For a variety of reasons, I don't foresee the change actually occurring, but I like to fantasize that Thanksgiving 2013 will not fall quite so heavily on MY shoulders.
Thanksgiving 2011 I was in my final year of law school, and exams were scheduled to begin less than a week after Thanksgiving. It was going to be just me and DF for the holiday, so I told him that if he wanted turkey and all the fixings he would need to make it happen himself, because I just wasn't going to be up to it in the frenzy of preparing for exams. But at the last minute his father, whom I had not met yet, invited himself to our place for Thanksgiving, and since I wanted to make a good impression on a parent I was meeting for the first time, I ended up preparing a full spread, including homemade rolls and homemade bread for stuffing. DF did help, and my studies ended up not being as intense as I had anticipated, but it still was definitely a stressful couple days.
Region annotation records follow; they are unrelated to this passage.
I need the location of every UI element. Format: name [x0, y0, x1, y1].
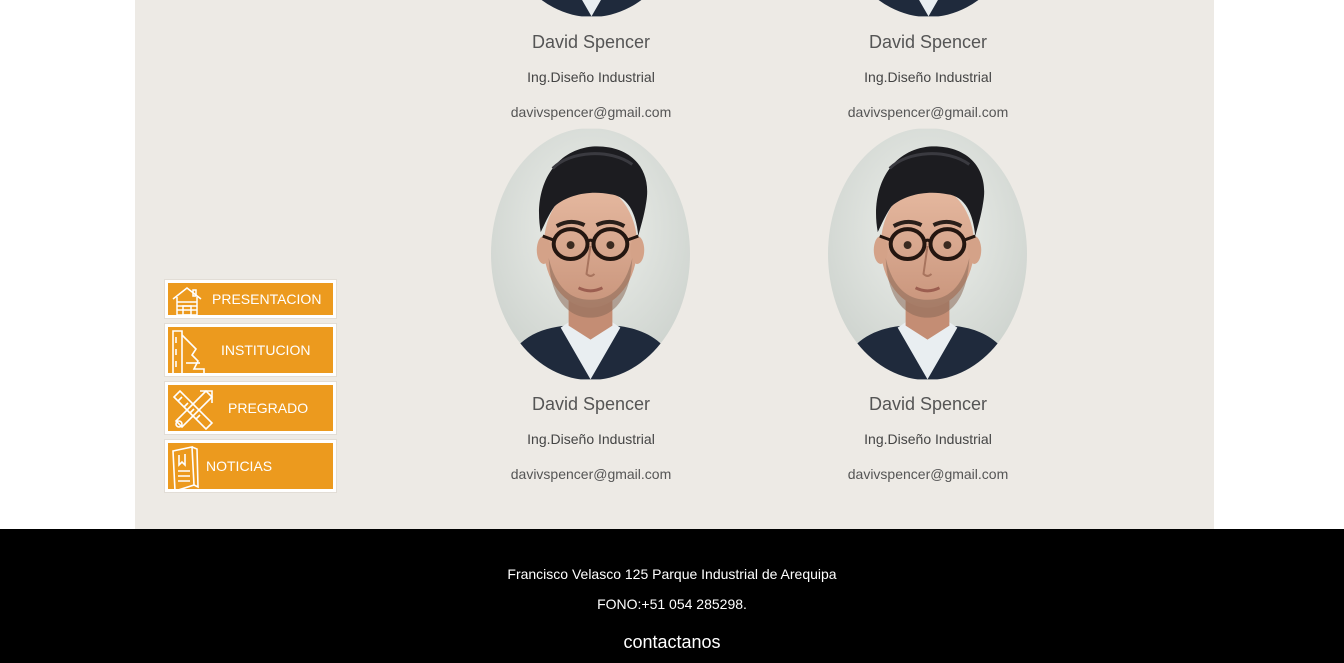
member-role: Ing.Diseño Industrial	[864, 431, 992, 447]
nav-button-institucion[interactable]: INSTITUCION	[165, 324, 336, 376]
team-card: David Spencer Ing.Diseño Industrial davi…	[798, 128, 1058, 488]
team-card: David Spencer Ing.Diseño Industrial davi…	[461, 0, 721, 125]
member-email[interactable]: davivspencer@gmail.com	[798, 466, 1058, 482]
nav-label-presentacion: PRESENTACION	[212, 291, 322, 307]
member-name: David Spencer	[531, 394, 651, 414]
nav-label-noticias: NOTICIAS	[206, 458, 273, 474]
contact-link[interactable]: contactanos	[0, 632, 1344, 653]
team-card: David Spencer Ing.Diseño Industrial davi…	[461, 128, 721, 488]
member-name: David Spencer	[868, 394, 988, 414]
nav-button-noticias[interactable]: NOTICIAS	[165, 440, 336, 493]
footer-address: Francisco Velasco 125 Parque Industrial …	[507, 566, 837, 582]
team-card: David Spencer Ing.Diseño Industrial davi…	[798, 0, 1058, 125]
building-icon	[170, 329, 210, 380]
nav-button-pregrado[interactable]: PREGRADO	[165, 382, 336, 434]
profile-photo	[492, 0, 691, 17]
member-email[interactable]: davivspencer@gmail.com	[461, 104, 721, 120]
book-icon	[170, 445, 200, 496]
member-role: Ing.Diseño Industrial	[527, 69, 655, 85]
member-name: David Spencer	[531, 32, 651, 52]
member-role: Ing.Diseño Industrial	[864, 69, 992, 85]
house-icon	[170, 285, 204, 320]
member-email[interactable]: davivspencer@gmail.com	[461, 466, 721, 482]
footer: Francisco Velasco 125 Parque Industrial …	[0, 529, 1344, 663]
footer-phone: FONO:+51 054 285298.	[597, 596, 747, 612]
nav-label-pregrado: PREGRADO	[228, 400, 309, 416]
member-name: David Spencer	[868, 32, 988, 52]
member-role: Ing.Diseño Industrial	[527, 431, 655, 447]
member-email[interactable]: davivspencer@gmail.com	[798, 104, 1058, 120]
nav-label-institucion: INSTITUCION	[221, 342, 311, 358]
nav-button-presentacion[interactable]: PRESENTACION	[165, 280, 336, 318]
profile-photo	[828, 128, 1027, 380]
profile-photo	[829, 0, 1028, 17]
tools-icon	[170, 387, 216, 438]
profile-photo	[491, 128, 690, 380]
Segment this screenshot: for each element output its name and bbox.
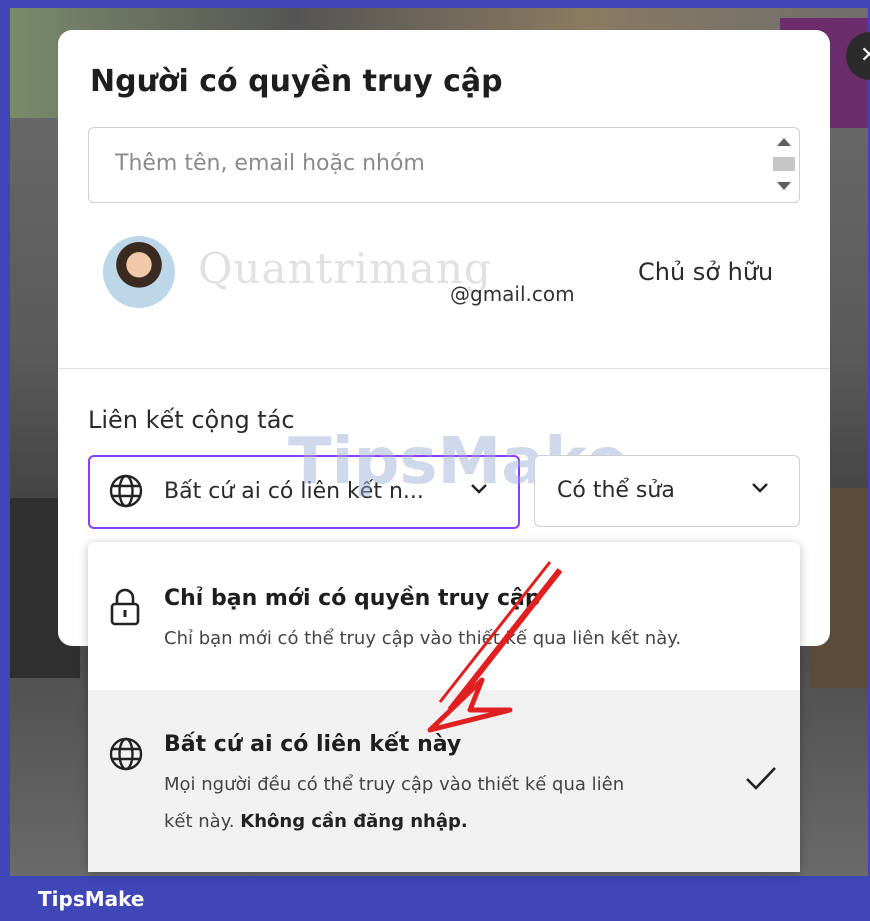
option-desc-line2: kết này. xyxy=(164,811,241,832)
watermark-quantrimang: Quantrimang xyxy=(198,244,492,293)
permission-value: Có thể sửa xyxy=(557,478,675,503)
globe-icon xyxy=(109,737,143,771)
scroll-down-icon[interactable] xyxy=(777,182,791,190)
scrollbar[interactable] xyxy=(769,128,799,202)
option-desc-line1: Mọi người đều có thể truy cập vào thiết … xyxy=(164,774,625,795)
option-desc: Mọi người đều có thể truy cập vào thiết … xyxy=(164,766,624,840)
divider xyxy=(58,368,830,369)
link-section-label: Liên kết cộng tác xyxy=(88,406,295,434)
globe-icon xyxy=(109,474,143,508)
chevron-down-icon xyxy=(749,476,771,504)
check-icon xyxy=(744,764,778,802)
dialog-title: Người có quyền truy cập xyxy=(90,64,503,99)
close-icon: ✕ xyxy=(860,43,870,68)
search-input[interactable] xyxy=(113,150,757,177)
owner-role: Chủ sở hữu xyxy=(638,258,774,286)
option-desc-bold: Không cần đăng nhập. xyxy=(240,811,468,832)
permission-select[interactable]: Có thể sửa xyxy=(534,455,800,527)
footer-brand: TipsMake xyxy=(38,887,145,911)
avatar xyxy=(103,236,175,308)
scroll-thumb[interactable] xyxy=(773,157,795,171)
scroll-up-icon[interactable] xyxy=(777,138,791,146)
lock-icon xyxy=(110,588,140,626)
search-box[interactable] xyxy=(88,127,800,203)
user-email: @gmail.com xyxy=(450,282,575,306)
red-arrow-annotation xyxy=(427,561,563,733)
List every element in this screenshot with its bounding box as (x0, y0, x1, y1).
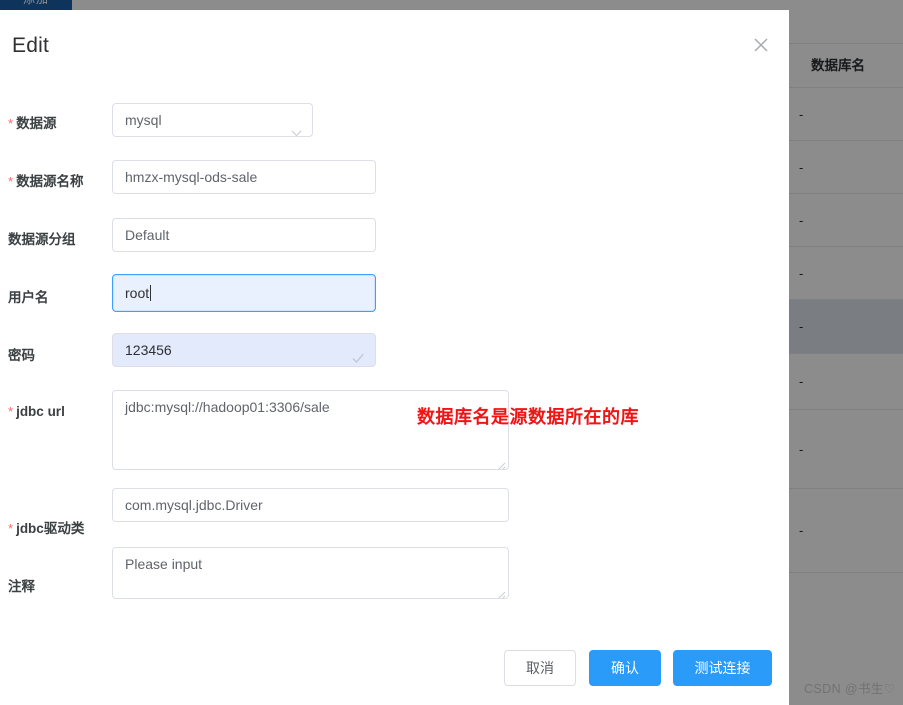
label-jdbc-url-text: jdbc url (16, 404, 65, 419)
dialog-footer: 取消 确认 测试连接 (0, 650, 789, 690)
label-jdbc-driver-text: jdbc驱动类 (16, 521, 85, 536)
username-input[interactable]: root (112, 274, 376, 312)
chevron-down-icon (291, 116, 302, 137)
label-password-text: 密码 (8, 348, 35, 363)
label-username: 用户名 (8, 286, 104, 306)
resize-grip-icon[interactable] (496, 457, 506, 469)
label-comment: 注释 (8, 575, 104, 595)
close-icon[interactable] (751, 35, 771, 55)
datasource-select[interactable]: mysql (112, 103, 313, 137)
jdbc-url-value: jdbc:mysql://hadoop01:3306/sale (125, 399, 330, 415)
label-datasource-name: * 数据源名称 (8, 170, 104, 190)
label-username-text: 用户名 (8, 290, 49, 305)
required-asterisk: * (8, 174, 14, 189)
jdbc-driver-value: com.mysql.jdbc.Driver (125, 497, 263, 513)
datasource-group-input[interactable]: Default (112, 218, 376, 252)
label-jdbc-url: * jdbc url (8, 404, 104, 419)
datasource-name-input[interactable]: hmzx-mysql-ods-sale (112, 160, 376, 194)
label-datasource: * 数据源 (8, 112, 104, 132)
jdbc-driver-input[interactable]: com.mysql.jdbc.Driver (112, 488, 509, 522)
dialog-title: Edit (12, 34, 49, 57)
label-comment-text: 注释 (8, 579, 35, 594)
comment-placeholder: Please input (125, 556, 203, 572)
required-asterisk: * (8, 116, 14, 131)
comment-textarea[interactable]: Please input (112, 547, 509, 599)
datasource-group-value: Default (125, 227, 170, 243)
datasource-select-value: mysql (125, 112, 162, 128)
edit-datasource-dialog: Edit * 数据源 mysql * 数据源名称 hmzx-mysql-ods-… (0, 10, 789, 705)
password-value: 123456 (125, 342, 172, 358)
annotation-text: 数据库名是源数据所在的库 (417, 407, 639, 427)
jdbc-url-textarea[interactable]: jdbc:mysql://hadoop01:3306/sale (112, 390, 509, 470)
label-datasource-group-text: 数据源分组 (8, 232, 76, 247)
cancel-button[interactable]: 取消 (504, 650, 576, 686)
label-password: 密码 (8, 344, 104, 364)
label-datasource-group: 数据源分组 (8, 228, 104, 248)
required-asterisk: * (8, 404, 14, 419)
text-caret (150, 285, 152, 301)
label-datasource-name-text: 数据源名称 (16, 174, 84, 189)
required-asterisk: * (8, 521, 14, 536)
label-datasource-text: 数据源 (16, 116, 57, 131)
test-connection-button[interactable]: 测试连接 (673, 650, 772, 686)
password-input[interactable]: 123456 (112, 333, 376, 367)
confirm-button[interactable]: 确认 (589, 650, 661, 686)
username-value: root (125, 285, 150, 301)
app-root: 添加 数据库名 -------- CSDN @书生♡ Edit *数据源 (0, 0, 903, 705)
resize-grip-icon[interactable] (496, 586, 506, 598)
datasource-name-value: hmzx-mysql-ods-sale (125, 169, 258, 185)
check-icon (351, 344, 365, 363)
label-jdbc-driver: * jdbc驱动类 (8, 517, 104, 537)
This year, we knew ahead of time that we would be having Thanksgiving with his mother, it was just a question of our house or hers. In the end it was decided on to be at ours. So as the hosts I expected that we would prepare the full menu, and that was fine. Where I got aggravated though was that I ended up preparing the turkey, gravy, and a pie, and supervising FSS while he made one side because he's only 11 and just learning to cook, then DF made two sides, and FMIL made one side, but even though I did the most time/labor intensive part of the meal I somehow ended up doing a significant portion of the clean-up too. Probably I needed to speak up and ask for help, but as much as I love FMIL she has a passive-agressive tendency that is very easy to trigger so sometimes it's easier to just not risk it. (And even though I would have been asking DF and FSS for the help, that doesn't necessarily mean it wouldn't somehow morph into a trigger for FMIL.)